Just like any other OS, Android (ART is responsible for this) uses memory mapping and paging for memory management . The internal storage for Android phones (64 GB, 128 GB etc ) is much bigger than the storage space available in RAM (2GB, 4GB,6GB,8GB etc). So entire contents of internal storage cannot be shifted to RAM at once. So, what the OS does is, it breaks the entire internal storage to blocks called pages and transfers only those pages from internal storage to RAM which are currently required by the app. Its just like you have an entire book with lot of information and you extract out only the required information in the form of notes that you will use for revision during exams. Each page is identified by what is called the Logical Address. A page in internal storage is analogous to a person living permanently in a town. A page has logical address in internal storage, a person has permanent address in town. On Android it is 4KB in size.

Now since a page would be transferred on RAM from internal storage when required by app, called paging in, it would have a new address called Physical Address. It is just like for job a person migrates from permanent address in hometown to a new city and now you have a new address your temporary address. The mapping between Logical address and Physical Address is called Memory Mapping. When the page is no more required the OS removes the page from RAM called paging out.

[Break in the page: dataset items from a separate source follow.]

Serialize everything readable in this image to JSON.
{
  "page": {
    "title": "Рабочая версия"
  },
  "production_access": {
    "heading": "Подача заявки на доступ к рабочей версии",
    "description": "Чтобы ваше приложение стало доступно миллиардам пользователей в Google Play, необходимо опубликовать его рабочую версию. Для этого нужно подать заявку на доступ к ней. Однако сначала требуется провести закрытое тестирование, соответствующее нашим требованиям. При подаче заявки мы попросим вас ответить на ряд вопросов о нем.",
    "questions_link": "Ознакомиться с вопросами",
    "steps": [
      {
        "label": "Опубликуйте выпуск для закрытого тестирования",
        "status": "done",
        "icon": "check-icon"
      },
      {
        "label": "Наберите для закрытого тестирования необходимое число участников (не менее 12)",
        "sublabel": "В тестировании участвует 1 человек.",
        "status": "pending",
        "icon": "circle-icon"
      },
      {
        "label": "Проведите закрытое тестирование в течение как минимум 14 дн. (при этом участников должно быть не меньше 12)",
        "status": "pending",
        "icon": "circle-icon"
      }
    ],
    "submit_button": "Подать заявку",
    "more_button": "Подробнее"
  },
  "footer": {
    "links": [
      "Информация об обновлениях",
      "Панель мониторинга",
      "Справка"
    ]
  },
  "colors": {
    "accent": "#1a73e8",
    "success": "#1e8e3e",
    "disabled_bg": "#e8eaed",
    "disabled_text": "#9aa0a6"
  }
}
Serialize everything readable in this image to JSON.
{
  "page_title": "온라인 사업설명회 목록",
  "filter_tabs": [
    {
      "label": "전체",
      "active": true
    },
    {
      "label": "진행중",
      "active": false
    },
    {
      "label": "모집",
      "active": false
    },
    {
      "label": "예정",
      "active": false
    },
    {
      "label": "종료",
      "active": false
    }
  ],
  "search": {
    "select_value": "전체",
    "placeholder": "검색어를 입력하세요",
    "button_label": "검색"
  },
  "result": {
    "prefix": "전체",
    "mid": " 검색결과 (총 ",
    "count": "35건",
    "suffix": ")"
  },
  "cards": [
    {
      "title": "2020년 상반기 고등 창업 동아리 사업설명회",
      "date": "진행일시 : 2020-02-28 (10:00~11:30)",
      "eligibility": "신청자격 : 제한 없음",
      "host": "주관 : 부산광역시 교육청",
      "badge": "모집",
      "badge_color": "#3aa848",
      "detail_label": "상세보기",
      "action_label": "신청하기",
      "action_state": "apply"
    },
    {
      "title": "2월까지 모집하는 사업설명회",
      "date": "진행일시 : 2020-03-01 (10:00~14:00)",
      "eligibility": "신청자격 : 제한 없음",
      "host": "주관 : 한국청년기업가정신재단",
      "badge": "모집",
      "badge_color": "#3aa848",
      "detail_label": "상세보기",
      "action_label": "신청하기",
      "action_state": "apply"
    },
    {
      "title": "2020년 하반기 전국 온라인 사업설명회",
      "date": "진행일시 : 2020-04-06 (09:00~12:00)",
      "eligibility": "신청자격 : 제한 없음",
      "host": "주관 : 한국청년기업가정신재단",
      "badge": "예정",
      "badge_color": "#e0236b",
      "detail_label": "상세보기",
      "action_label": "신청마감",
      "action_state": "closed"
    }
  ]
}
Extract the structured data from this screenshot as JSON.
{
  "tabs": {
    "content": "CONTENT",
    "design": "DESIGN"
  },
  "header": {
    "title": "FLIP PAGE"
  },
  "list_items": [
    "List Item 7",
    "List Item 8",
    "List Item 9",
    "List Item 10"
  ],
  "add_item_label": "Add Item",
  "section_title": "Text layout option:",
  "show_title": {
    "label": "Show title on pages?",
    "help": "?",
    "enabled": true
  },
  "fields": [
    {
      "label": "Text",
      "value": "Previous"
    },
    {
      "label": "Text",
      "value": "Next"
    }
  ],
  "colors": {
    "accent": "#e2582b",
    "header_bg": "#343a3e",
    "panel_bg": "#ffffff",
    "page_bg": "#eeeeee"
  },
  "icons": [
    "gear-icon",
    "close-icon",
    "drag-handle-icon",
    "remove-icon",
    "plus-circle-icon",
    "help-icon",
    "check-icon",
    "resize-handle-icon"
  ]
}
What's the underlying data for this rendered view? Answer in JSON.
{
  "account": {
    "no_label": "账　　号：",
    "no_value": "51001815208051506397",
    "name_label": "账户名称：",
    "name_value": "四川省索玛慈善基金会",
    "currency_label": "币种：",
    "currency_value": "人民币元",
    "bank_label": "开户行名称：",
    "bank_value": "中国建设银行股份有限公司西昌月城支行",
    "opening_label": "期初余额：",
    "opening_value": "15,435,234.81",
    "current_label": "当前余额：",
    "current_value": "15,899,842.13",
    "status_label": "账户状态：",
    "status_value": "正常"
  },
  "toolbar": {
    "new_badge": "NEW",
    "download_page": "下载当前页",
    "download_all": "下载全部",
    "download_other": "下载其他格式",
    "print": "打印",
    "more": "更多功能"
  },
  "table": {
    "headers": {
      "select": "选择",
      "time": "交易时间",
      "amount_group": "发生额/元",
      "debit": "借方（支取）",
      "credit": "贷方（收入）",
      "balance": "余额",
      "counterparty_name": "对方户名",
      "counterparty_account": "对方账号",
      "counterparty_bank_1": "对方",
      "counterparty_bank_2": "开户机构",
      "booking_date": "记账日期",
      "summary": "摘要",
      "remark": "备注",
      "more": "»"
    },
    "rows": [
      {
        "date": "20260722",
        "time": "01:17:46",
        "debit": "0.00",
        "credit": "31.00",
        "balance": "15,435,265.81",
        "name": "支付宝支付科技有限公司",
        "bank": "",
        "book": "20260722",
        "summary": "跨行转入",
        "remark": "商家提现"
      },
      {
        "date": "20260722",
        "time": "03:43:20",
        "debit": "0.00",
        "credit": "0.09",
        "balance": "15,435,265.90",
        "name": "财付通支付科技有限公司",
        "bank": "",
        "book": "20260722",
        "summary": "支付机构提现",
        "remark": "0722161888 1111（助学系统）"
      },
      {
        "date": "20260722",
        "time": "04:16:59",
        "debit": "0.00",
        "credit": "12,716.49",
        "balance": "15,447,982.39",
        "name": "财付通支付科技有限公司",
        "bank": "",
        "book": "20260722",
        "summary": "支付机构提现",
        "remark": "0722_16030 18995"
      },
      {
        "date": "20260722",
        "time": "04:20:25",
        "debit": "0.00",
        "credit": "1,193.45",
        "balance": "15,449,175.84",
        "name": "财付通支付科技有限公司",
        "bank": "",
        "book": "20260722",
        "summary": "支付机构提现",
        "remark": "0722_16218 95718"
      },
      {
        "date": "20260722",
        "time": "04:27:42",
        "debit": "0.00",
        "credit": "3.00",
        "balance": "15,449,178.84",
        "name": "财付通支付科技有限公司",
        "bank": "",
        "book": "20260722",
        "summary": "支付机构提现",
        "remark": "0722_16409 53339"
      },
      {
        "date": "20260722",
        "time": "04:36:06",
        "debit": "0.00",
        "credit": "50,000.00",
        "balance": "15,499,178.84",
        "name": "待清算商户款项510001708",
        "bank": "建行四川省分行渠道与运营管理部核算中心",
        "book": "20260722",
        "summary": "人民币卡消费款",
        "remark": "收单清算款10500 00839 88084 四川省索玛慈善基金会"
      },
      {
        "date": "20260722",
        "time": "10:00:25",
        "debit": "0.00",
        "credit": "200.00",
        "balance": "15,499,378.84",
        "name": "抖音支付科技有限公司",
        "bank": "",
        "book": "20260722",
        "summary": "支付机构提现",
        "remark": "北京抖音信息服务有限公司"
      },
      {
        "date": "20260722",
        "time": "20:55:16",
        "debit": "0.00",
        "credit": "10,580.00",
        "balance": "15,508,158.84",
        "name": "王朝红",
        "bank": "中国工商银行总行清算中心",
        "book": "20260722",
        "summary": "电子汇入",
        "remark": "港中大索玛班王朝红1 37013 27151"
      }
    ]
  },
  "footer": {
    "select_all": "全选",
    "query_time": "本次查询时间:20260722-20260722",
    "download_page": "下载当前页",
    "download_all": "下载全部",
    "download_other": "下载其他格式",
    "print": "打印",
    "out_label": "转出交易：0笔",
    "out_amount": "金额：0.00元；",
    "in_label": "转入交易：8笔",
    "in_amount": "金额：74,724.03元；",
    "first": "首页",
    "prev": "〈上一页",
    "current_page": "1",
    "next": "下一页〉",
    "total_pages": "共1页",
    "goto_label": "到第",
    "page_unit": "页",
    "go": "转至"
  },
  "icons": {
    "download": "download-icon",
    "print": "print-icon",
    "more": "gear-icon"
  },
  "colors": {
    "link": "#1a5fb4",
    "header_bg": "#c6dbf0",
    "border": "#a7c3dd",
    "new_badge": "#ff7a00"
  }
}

Any app will usually either use free memory to create new objects (dynamic memory allocation) or modify the existing memory mapped pages in RAM memory (now called dirty pages). Such memory remains resident in RAM and cannot be paged out. The only way to release memory from an app is to release object references that the app holds, making the memory available to the garbage collector or removing the memory mapped pages that are unmodified by app (called clean pages), which are also garbage collected. Garbage collection of memory is like recycling. Just like when you don’t need stuff you throw it in garbage. The municipality garbage collector recycles the stuff and makes it available for reuse to make new stuff .Similarly the memory garbage collector collects the memory no more required by app to be reused by app in future for further creation of objects
The heap which represents the part of RAM where dynamically allocated app objects are stored is further divided in to generations. The memory which is newly allocated sits in young generation area and the memory which was allocated long before sits in older generation or which is resident since very long is in permanent generation. Every generation has upper limits and when this limit reaches, Garbage collection happens.
Every app in Android usually executes in its own process and has a hard limit defined on how much dynamic memory it can use. In order to utilise memory efficiently if two or more apps want to read the same page, the Android OS shares the same RAM page between the two processes. If the app requests memory beyond the dynamic memory (heap) limit set for it, it crashes with OutOfMemoryError.

Now the RAM size is limited and the user may want to open a lot of apps. With launch of every app Android would generally create a process and when the user switches to another app, instead of killing it, the OS caches it so that if the user switches back to the same app it loads quickly. The OS can only accommodate so many apps in the RAM at a time. When the limit is reached the OS has a prioritized list according to which it starts killing apps that are cached. The apps inactive in background are killed first, then , last used apps, then Home app, then, Services, then perceptible apps like music player playing music in background, then the app current user is interacting with, then system services, system processes and at last native services.